Et avec ça, je dois m'estimer heureux. Dans la foulée, j'appelle un autre spécialiste du "je me pointe et puis, finalement, non". Je n'ai même pas le temps de finir ma phrase.

"Ah, j'avais l'intention de t'envoyer un mail dans la journée pour te dire que je venais pas, mais j'ai pas eu le temps. En ce moment, je suis totalement déphasé avec le boulot... Je peux pas venir, j'ai une répét' avec les membres de mon groupe."

"Toute la soirée ?"

"Toute la soirée..."

"Et tu peux pas la reporter ?"

"Ben non, après, tout le monde part en vacance et on pourra pas se voir."

Je tourne en rond dans ma cuisine. Je me demande ce qui peut bien m'empêcher de pousser une gueulante. Y a un blanc sur la ligne pendant trente secondes. J'arrive finalement à me ressaisir.

"Bon c'est pas grave !"

"Ca te dirait de rejouer du violon avec moi en Novembre ?"

"D'ici novembre, beaucoup de chose peuvent arriver. On aura le temps d'en rediscuter"

Comme ces deux là devaient venir accompagnés, ça fait, en même pas vingt minute, quatre invités en moins. La liste passe de 15 à 11... probables. Parce que soudainement, je ne crois plus en rien. Dans la panique je rappelle tout le monde, une fille subit malgré elle ma soudaine montée de tension - mais je crois qu'elle a compris que ce n'était pas après elle que j'en avais -, et, après avoir reposé le téléphone, je n'ai heureusement aucun autre désistement à signaler.

Néanmoins, dans tout cela, une bonne nouvelle quand même : Carine, après quelques doutes, sera finalement présente. Ce qui me fait dire que, peu importe que l'on soit 15 ou 1oo, l'important c'est qu'il y ait au moins une personne qui compte à cette foutue soirée. Peu importe qu'il y ait 5o ballons, de l'alcool ou tous ces artifices qui vous poussent à croire que c'est un jour différent. Chaque jour est différent quand il y a une personne qui compte.

Enfin bref, ce matin, j'avais envie de m'offrir une bonne grosse côte de boeuf et un verre de merlot avant la fin de la journée. A l'arrivée, je l'ai finie avec une côte de porc aussi sèche qu'un bulletin de loto, des pâtes et du Coca. Comme quoi, y a toujours des choses qui vous échappent et que vous ne pourrez jamais maîtriser. Même à 25 ans.

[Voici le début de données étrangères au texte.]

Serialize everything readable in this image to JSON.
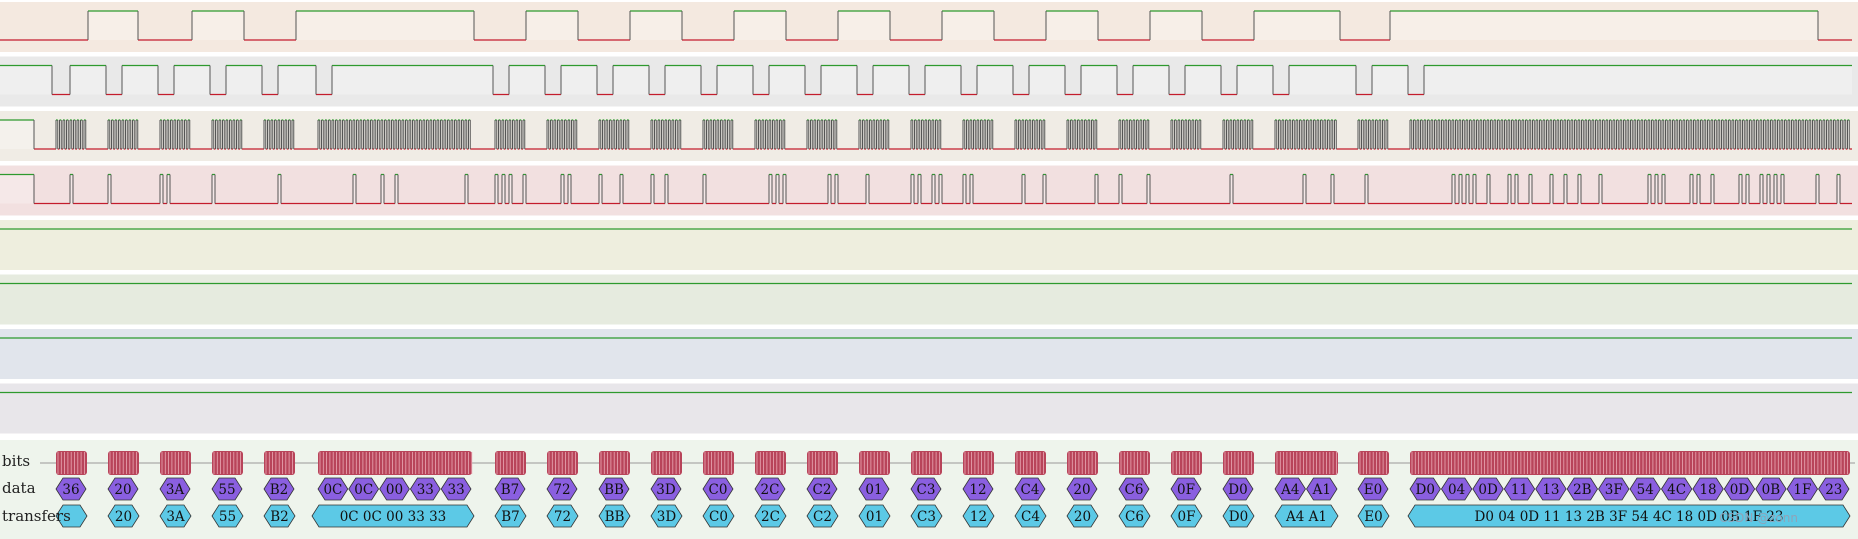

Allez vieux, courage, c'est reparti pour un tour...

© lmer 2004

Mercredi 21/o7/2oo4

 

Attendre patiemment

à la lueur première

que la fatigue

vous épargne constamment

une vie entière

loin des cimes

et tout aussi proche du firmament.

 

écrire jusqu'à l'aube

et recommencer

                        encore

 

© lmer 2004

 

 

Samedi 24/o7/2oo4

 

Le charme est rompu. Comptant les bouteilles vides alignées contre un des murs de ma cuisine et me débarrassant d'assiettes en carton maculées de chocolat, je me sens Cendrillon cuvant une mauvaise gueule de bois. Fred dort encore dans le salon. En essayant de le réveiller deux heures plus tôt, je me suis aperçu que je m'étais endormi avec ma chemise. Il est 11hoo. Comme d'habitude, je n'ai pas réussi à dormir correctement. Les derniers invités ont mis les voiles à 7hoo. J'ouvre une fenêtre. Le temps est plus que radieux. Et je me laisse prendre par ma petite paranoïa.

Je me souviens : il y avait des ballons au plafond, c'était joli, ça donnait mal au crâne à trop les regarder, le nez en l'air, et ça arrivait, régulièrement, par groupes de deux dans la plupart des cas. Carine est entrée, s'est posée à la fenêtre avec cette grande veste beige. C'aurait pu être des ailes. Dans un sac, elle avait une bouteille de rouge avec un ruban au goulot ainsi qu'une boîte de crème de marron. C'est pour toi, qu'elle a dit. A ce moment, elle était belle, la vie, d'autant plus qu'elle n'allait pas se carapater à minuit.

Vers 1ohoo, P., que j'ai aussi connu à mon ancien job, débarque avec une inconnue du nom de Anne qui - à peu près comme toutes les filles que connaît P. - se révèle être une vraie tornade de même qu'une sorte de métaphore déshydratée du puits en mal d'affection. P. engage la conversation avec ses collègues et feint très mal son indifférence vis-à-vis de E., mon pote de promo. Il rougit déjà. Je ne lui donne pas cinq minutes pour sortir son grand jeu. Quand il s'y met, P. ressemble à s'y méprendre à une vaste piste d'atterrissage, toute illuminée, les hangars grands ouverts. "Par ici, messieurs"

Pendant ce temps, Anne tombe sur le fac-simile de la Ciaccone de Bach que Fred m'a offert et qui est posée dans un coin du salon.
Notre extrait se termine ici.